As descobertas que mudam o que sabemos da importância do tamanho do
cérebro para inteligência humana
Arthur Keith (1866-1955) foi um daqueles pesquisadores que
fizeram muitas afirmações erradas e acabaram desacreditados.
Importante anatomista e antropólogo britânico do
início do século 20, Keith propôs o racismo científico
e se opunha à miscigenação
racial.
Devido, em parte, aos seus conceitos raciais, ele
se convenceu de que os seres humanos
surgiram na Europa e não na África, como é universalmente aceito hoje em
dia.
E foi um intenso apoiador do Homem de Piltdown, uma
notória fraude envolvendo fósseis falsificados.

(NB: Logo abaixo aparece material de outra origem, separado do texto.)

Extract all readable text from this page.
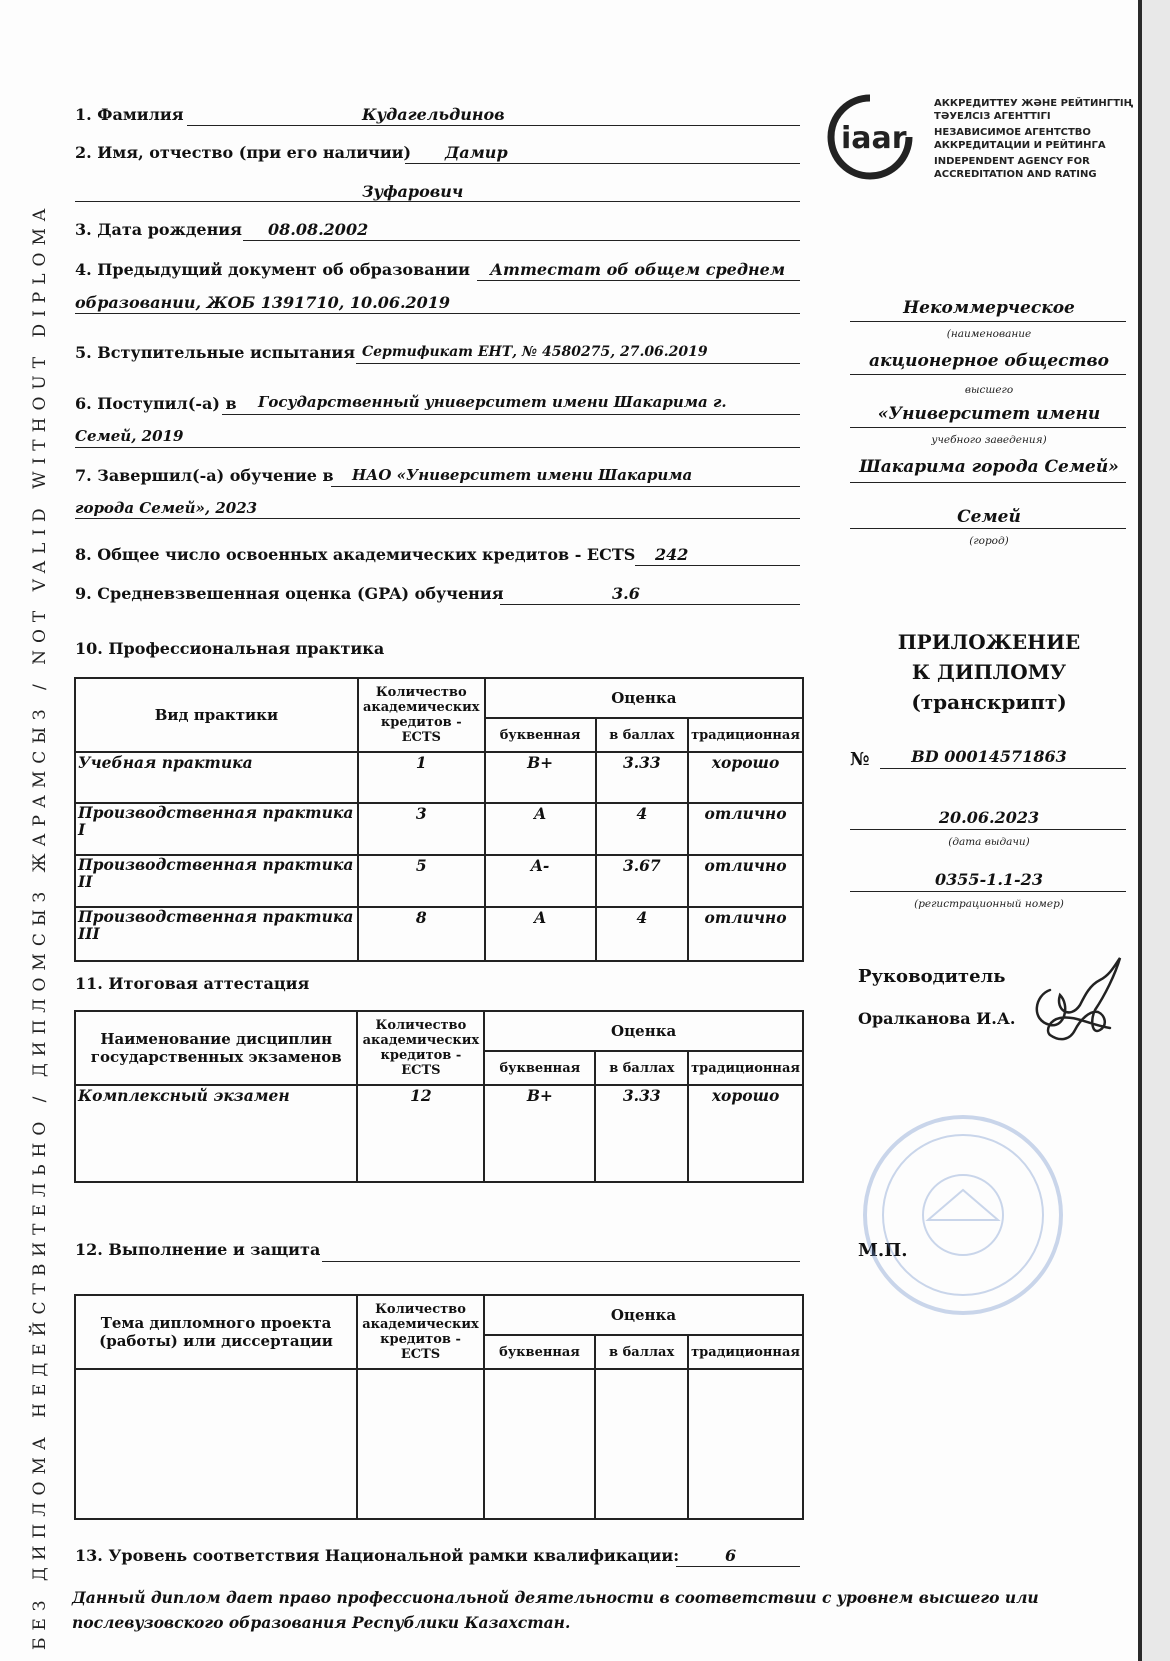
БЕЗ ДИПЛОМА НЕДЕЙСТВИТЕЛЬНО / ДИПЛОМСЫЗ ЖАРАМСЫЗ / NOT VALID WITHOUT DIPLOMA
iaar
АККРЕДИТТЕУ ЖӘНЕ РЕЙТИНГТІҢ
ТӘУЕЛСІЗ АГЕНТТІГІ
НЕЗАВИСИМОЕ АГЕНТСТВО
АККРЕДИТАЦИИ И РЕЙТИНГА
INDEPENDENT AGENCY FOR
ACCREDITATION AND RATING
1. Фамилия	Кудагельдинов
2. Имя, отчество (при его наличии) Дамир
Зуфарович
3. Дата рождения 08.08.2002
4. Предыдущий документ об образовании Аттестат об общем среднем
образовании, ЖОБ 1391710, 10.06.2019
5. Вступительные испытания Сертификат ЕНТ, № 4580275, 27.06.2019
6. Поступил(-а) в Государственный университет имени Шакарима г.
Семей, 2019
7. Завершил(-а) обучение в НАО «Университет имени Шакарима
города Семей», 2023
8. Общее число освоенных академических кредитов - ECTS 242
9. Средневзвешенная оценка (GPA) обучения	3.6
10. Профессиональная практика
Вид практики	Количество академических кредитов - ECTS	Оценка		
		буквенная	в баллах	традиционная
Учебная практика	1	B+	3.33	хорошо
Производственная практика I	3	A	4	отлично
Производственная практика II	5	A-	3.67	отлично
Производственная практика III	8	A	4	отлично
11. Итоговая аттестация
Наименование дисциплин государственных экзаменов	Количество академических кредитов - ECTS	Оценка		
		буквенная	в баллах	традиционная
Комплексный экзамен	12	B+	3.33	хорошо
12. Выполнение и защита
Тема дипломного проекта (работы) или диссертации	Количество академических кредитов - ECTS	Оценка		
		буквенная	в баллах	традиционная

13. Уровень соответствия Национальной рамки квалификации:	6
Данный диплом дает право профессиональной деятельности в соответствии с уровнем высшего или послевузовского образования Республики Казахстан.
Некоммерческое
(наименование
акционерное общество
высшего
«Университет имени
учебного заведения)
Шакарима города Семей»
Семей
(город)
ПРИЛОЖЕНИЕ
К ДИПЛОМУ
(транскрипт)
№	BD 00014571863
20.06.2023
(дата выдачи)
0355-1.1-23
(регистрационный номер)
Руководитель
Оралканова И.А.
М.П.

Keith também formulou um conceito que ficou
conhecido como o Rubicão cerebral.
Ao observar que os seres humanos possuem cérebros maiores
do que os outros primatas, ele defendeu que o desenvolvimento da inteligência
humana só foi possível porque o tamanho do nosso cérebro atingiu um limite
mínimo específico.
Para o gênero Homo ao qual
pertencemos, ele acreditava que esse volume mínimo seria de cerca de 600 a 750
centímetros cúbicos. E, para a nossa espécie Homo sapiens, seria de
900 centímetros cúbicos.
Seu argumento era que qualquer cérebro com tamanho
menor do que esse não teria poder de computação suficiente para sustentar o
raciocínio humano.
De fato, a espécie Homo sapiens tem
cérebro maior do que as demais. Mas é cada vez mais obscuro o que isso
significa.
Evidências paleoantropológicas indicam que algumas
espécies, como Homo naledi e os "hobbits" da
espécie Homo floresiensis, tinham comportamentos complexos, mesmo
tendo cérebros razoavelmente pequenos.
Estes relatos são discutíveis, mas existem também
cada vez mais evidências genéticas e neurocientíficas de que o tamanho do
cérebro está longe de ser o fator decisivo para a inteligência.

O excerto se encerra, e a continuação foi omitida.